Small comfort items that customers notice immediately and rarely think to ask about themselves. Flagging a worn wiper blade before the next rainstorm is an easy, low-cost recommendation that builds goodwill.

  • Wiper blade condition
  • Horn function

This exact 22-point checklist is the default DVI template in Lugbird, with photo capture and the pass/watch/fail rating built in on every plan.

See the DVI in Lugbird

A red-rated finding from this checklist becomes an itemized line in seconds using Lugbird's free estimate calculator.

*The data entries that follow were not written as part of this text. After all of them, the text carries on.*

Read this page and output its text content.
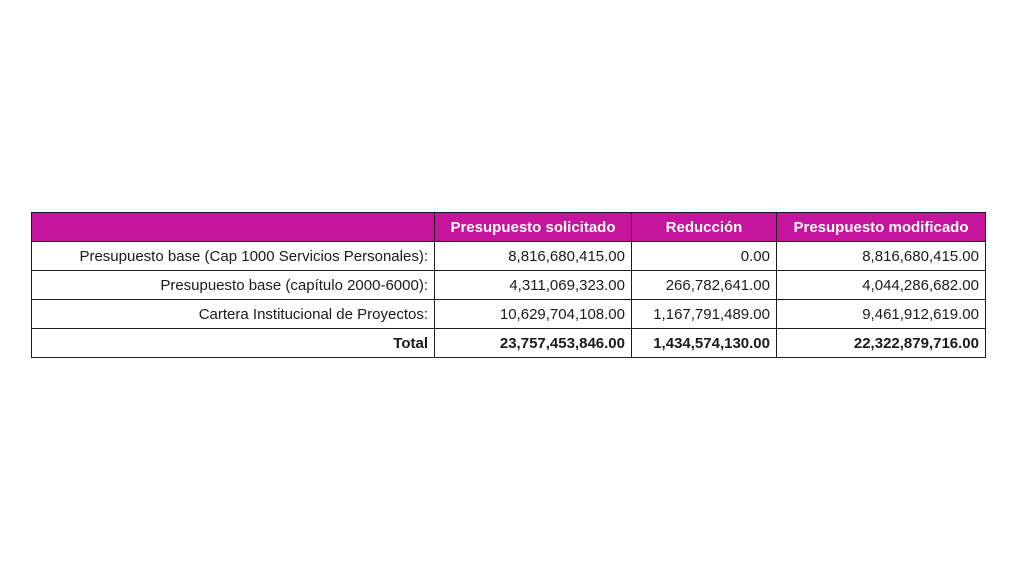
	Presupuesto solicitado	Reducción	Presupuesto modificado
Presupuesto base (Cap 1000 Servicios Personales):	8,816,680,415.00	0.00	8,816,680,415.00
Presupuesto base (capítulo 2000-6000):	4,311,069,323.00	266,782,641.00	4,044,286,682.00
Cartera Institucional de Proyectos:	10,629,704,108.00	1,167,791,489.00	9,461,912,619.00
Total	23,757,453,846.00	1,434,574,130.00	22,322,879,716.00
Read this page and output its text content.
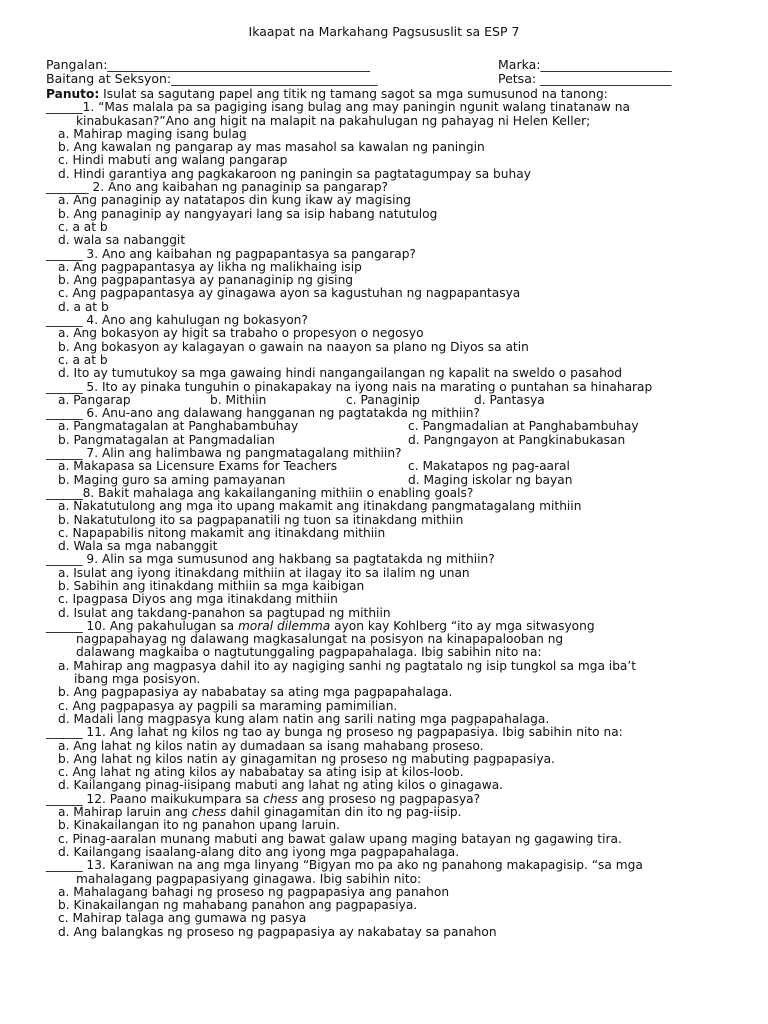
Ikaapat na Markahang Pagsususlit sa ESP 7
Pangalan:__________________________________________	Marka:_____________________
Baitang at Seksyon:_________________________________	Petsa: _____________________
Panuto: Isulat sa sagutang papel ang titik ng tamang sagot sa mga sumusunod na tanong:
______1. “Mas malala pa sa pagiging isang bulag ang may paningin ngunit walang tinatanaw na
kinabukasan?”Ano ang higit na malapit na pakahulugan ng pahayag ni Helen Keller;
a. Mahirap maging isang bulag
b. Ang kawalan ng pangarap ay mas masahol sa kawalan ng paningin
c. Hindi mabuti ang walang pangarap
d. Hindi garantiya ang pagkakaroon ng paningin sa pagtatagumpay sa buhay
_______ 2. Ano ang kaibahan ng panaginip sa pangarap?
a. Ang panaginip ay natatapos din kung ikaw ay magising
b. Ang panaginip ay nangyayari lang sa isip habang natutulog
c. a at b
d. wala sa nabanggit
______ 3. Ano ang kaibahan ng pagpapantasya sa pangarap?
a. Ang pagpapantasya ay likha ng malikhaing isip
b. Ang pagpapantasya ay pananaginip ng gising
c. Ang pagpapantasya ay ginagawa ayon sa kagustuhan ng nagpapantasya
d. a at b
______ 4. Ano ang kahulugan ng bokasyon?
a. Ang bokasyon ay higit sa trabaho o propesyon o negosyo
b. Ang bokasyon ay kalagayan o gawain na naayon sa plano ng Diyos sa atin
c. a at b
d. Ito ay tumutukoy sa mga gawaing hindi nangangailangan ng kapalit na sweldo o pasahod
______ 5. Ito ay pinaka tunguhin o pinakapakay na iyong nais na marating o puntahan sa hinaharap
a. Pangarap	b. Mithiin	c. Panaginip	d. Pantasya
______ 6. Anu-ano ang dalawang hangganan ng pagtatakda ng mithiin?
a. Pangmatagalan at Panghabambuhay	c. Pangmadalian at Panghabambuhay
b. Pangmatagalan at Pangmadalian	d. Pangngayon at Pangkinabukasan
______ 7. Alin ang halimbawa ng pangmatagalang mithiin?
a. Makapasa sa Licensure Exams for Teachers	c. Makatapos ng pag-aaral
b. Maging guro sa aming pamayanan	d. Maging iskolar ng bayan
______8. Bakit mahalaga ang kakailanganing mithiin o enabling goals?
a. Nakatutulong ang mga ito upang makamit ang itinakdang pangmatagalang mithiin
b. Nakatutulong ito sa pagpapanatili ng tuon sa itinakdang mithiin
c. Napapabilis nitong makamit ang itinakdang mithiin
d. Wala sa mga nabanggit
______ 9. Alin sa mga sumusunod ang hakbang sa pagtatakda ng mithiin?
a. Isulat ang iyong itinakdang mithiin at ilagay ito sa ilalim ng unan
b. Sabihin ang itinakdang mithiin sa mga kaibigan
c. Ipagpasa Diyos ang mga itinakdang mithiin
d. Isulat ang takdang-panahon sa pagtupad ng mithiin
______ 10. Ang pakahulugan sa moral dilemma ayon kay Kohlberg “ito ay mga sitwasyong
nagpapahayag ng dalawang magkasalungat na posisyon na kinapapalooban ng
dalawang magkaiba o nagtutunggaling pagpapahalaga. Ibig sabihin nito na:
a. Mahirap ang magpasya dahil ito ay nagiging sanhi ng pagtatalo ng isip tungkol sa mga iba’t
ibang mga posisyon.
b. Ang pagpapasiya ay nababatay sa ating mga pagpapahalaga.
c. Ang pagpapasya ay pagpili sa maraming pamimilian.
d. Madali lang magpasya kung alam natin ang sarili nating mga pagpapahalaga.
______ 11. Ang lahat ng kilos ng tao ay bunga ng proseso ng pagpapasiya. Ibig sabihin nito na:
a. Ang lahat ng kilos natin ay dumadaan sa isang mahabang proseso.
b. Ang lahat ng kilos natin ay ginagamitan ng proseso ng mabuting pagpapasiya.
c. Ang lahat ng ating kilos ay nababatay sa ating isip at kilos-loob.
d. Kailangang pinag-iisipang mabuti ang lahat ng ating kilos o ginagawa.
______ 12. Paano maikukumpara sa chess ang proseso ng pagpapasya?
a. Mahirap laruin ang chess dahil ginagamitan din ito ng pag-iisip.
b. Kinakailangan ito ng panahon upang laruin.
c. Pinag-aaralan munang mabuti ang bawat galaw upang maging batayan ng gagawing tira.
d. Kailangang isaalang-alang dito ang iyong mga pagpapahalaga.
______ 13. Karaniwan na ang mga linyang “Bigyan mo pa ako ng panahong makapagisip. “sa mga
mahalagang pagpapasiyang ginagawa. Ibig sabihin nito:
a. Mahalagang bahagi ng proseso ng pagpapasiya ang panahon
b. Kinakailangan ng mahabang panahon ang pagpapasiya.
c. Mahirap talaga ang gumawa ng pasya
d. Ang balangkas ng proseso ng pagpapasiya ay nakabatay sa panahon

Try the estimate calculator

Using this list well

The checklist only works if it's run the same way every time. Pick this list or your own, but don't let it drift week to week, a DVI that changes every time a tech feels like it produces findings customers can't compare visit to visit. For the reasoning behind the color convention and how to roll a DVI out shop-wide, see the companion guide linked below.

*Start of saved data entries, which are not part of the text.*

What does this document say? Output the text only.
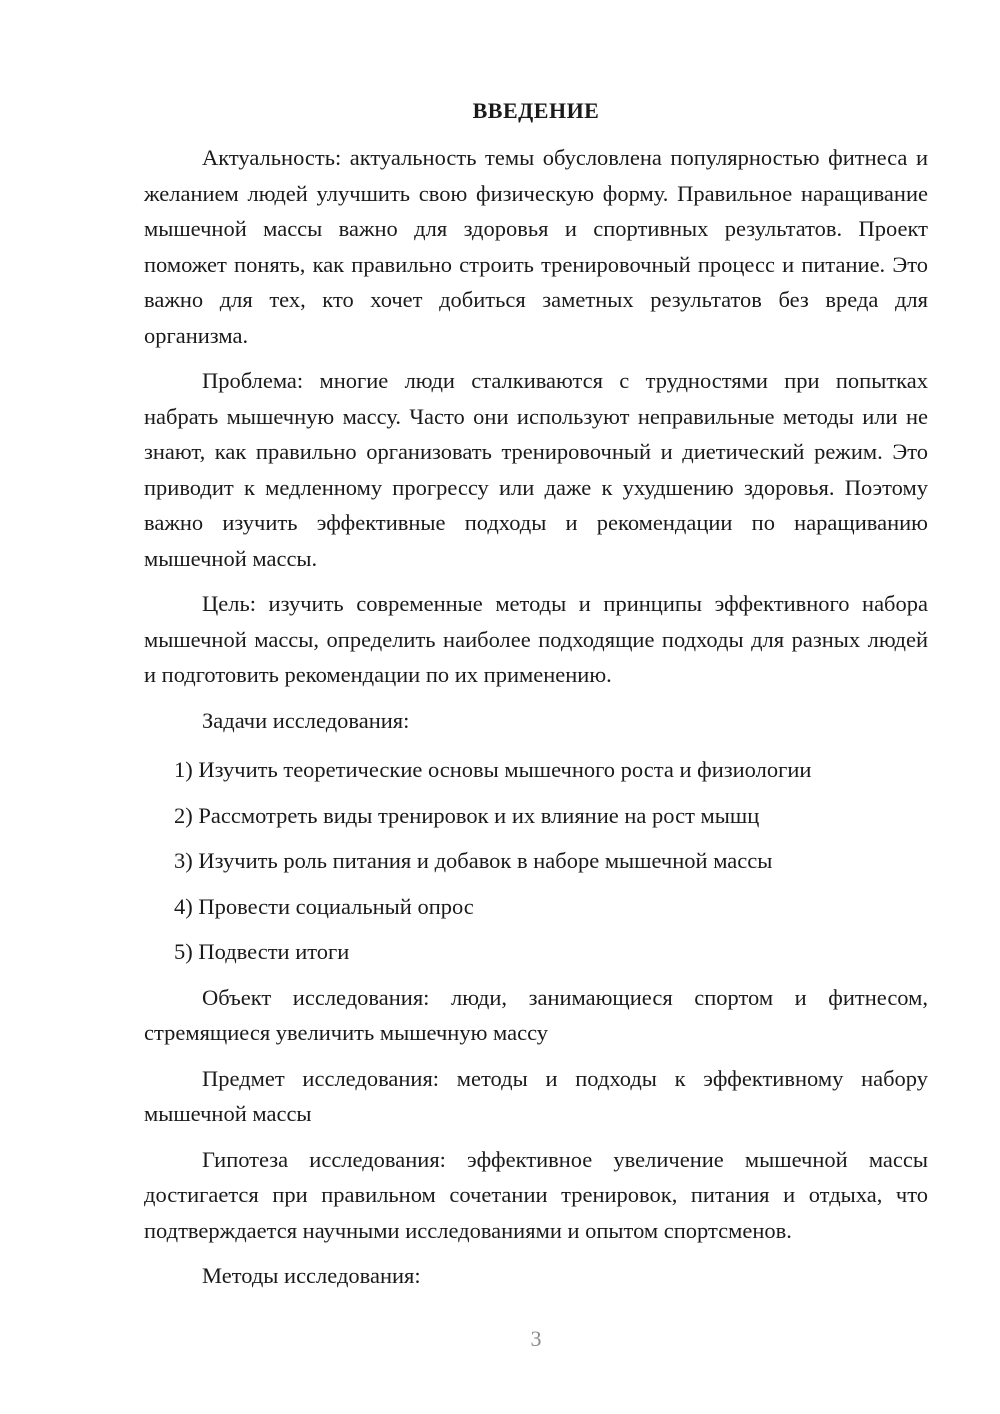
ВВЕДЕНИЕ

Актуальность: актуальность темы обусловлена популярностью фитнеса и желанием людей улучшить свою физическую форму. Правильное наращивание мышечной массы важно для здоровья и спортивных результатов. Проект поможет понять, как правильно строить тренировочный процесс и питание. Это важно для тех, кто хочет добиться заметных результатов без вреда для организма.

Проблема: многие люди сталкиваются с трудностями при попытках набрать мышечную массу. Часто они используют неправильные методы или не знают, как правильно организовать тренировочный и диетический режим. Это приводит к медленному прогрессу или даже к ухудшению здоровья. Поэтому важно изучить эффективные подходы и рекомендации по наращиванию мышечной массы.

Цель: изучить современные методы и принципы эффективного набора мышечной массы, определить наиболее подходящие подходы для разных людей и подготовить рекомендации по их применению.

Задачи исследования:

1) Изучить теоретические основы мышечного роста и физиологии
2) Рассмотреть виды тренировок и их влияние на рост мышц
3) Изучить роль питания и добавок в наборе мышечной массы
4) Провести социальный опрос
5) Подвести итоги

Объект исследования: люди, занимающиеся спортом и фитнесом, стремящиеся увеличить мышечную массу

Предмет исследования: методы и подходы к эффективному набору мышечной массы

Гипотеза исследования: эффективное увеличение мышечной массы достигается при правильном сочетании тренировок, питания и отдыха, что подтверждается научными исследованиями и опытом спортсменов.

Методы исследования:

3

Read why the color convention and photo evidence change how customers respond to findings, and how to roll a DVI out shop-wide.

Read: the DVI guide

What each rating should actually trigger

A rating without a next step is just a note nobody acts on. Green needs nothing beyond the record itself, it's proof the item was checked, not just skipped. Yellow should generate a mention at pickup and a note in the vehicle's history so the next visit isn't starting from zero, even if no work happens today. Red should generate a line on the estimate before the car leaves the lift, a red-rated brake or steering finding that never makes it onto a customer-facing estimate defeats the purpose of running the inspection at all.

Specialty shops: what to add

This 22-point list covers a general repair shop well. Diesel and fleet shops often add a DPF and emissions section. Motorcycle shops swap the tire section's four-wheel language for two and add chain and sprocket wear. European specialty shops sometimes add a coding or software-update check, since electronic service reminders are part of the ownership experience for those brands. Add sections, don't remove core ones, the base list catches the safety-critical items every vehicle shares.

Common questions

Can I customize this checklist for my shop?

Yes, this is a solid starting point, not a rulebook. Diesel, motorcycle, and European specialty shops often add sections. What matters more than the exact items is running the same list consistently so findings are comparable across visits.

Do I need photos for every green item too?

Not usually. Photos matter most on yellow and red findings, where the customer needs to see evidence before approving work. Photographing every green item adds time without adding much value.

How many points should a DVI checklist have?

Somewhere around 20 to 25 points is the common sweet spot: thorough enough to catch what matters, short enough that a tech will actually finish it on every car instead of rushing through it.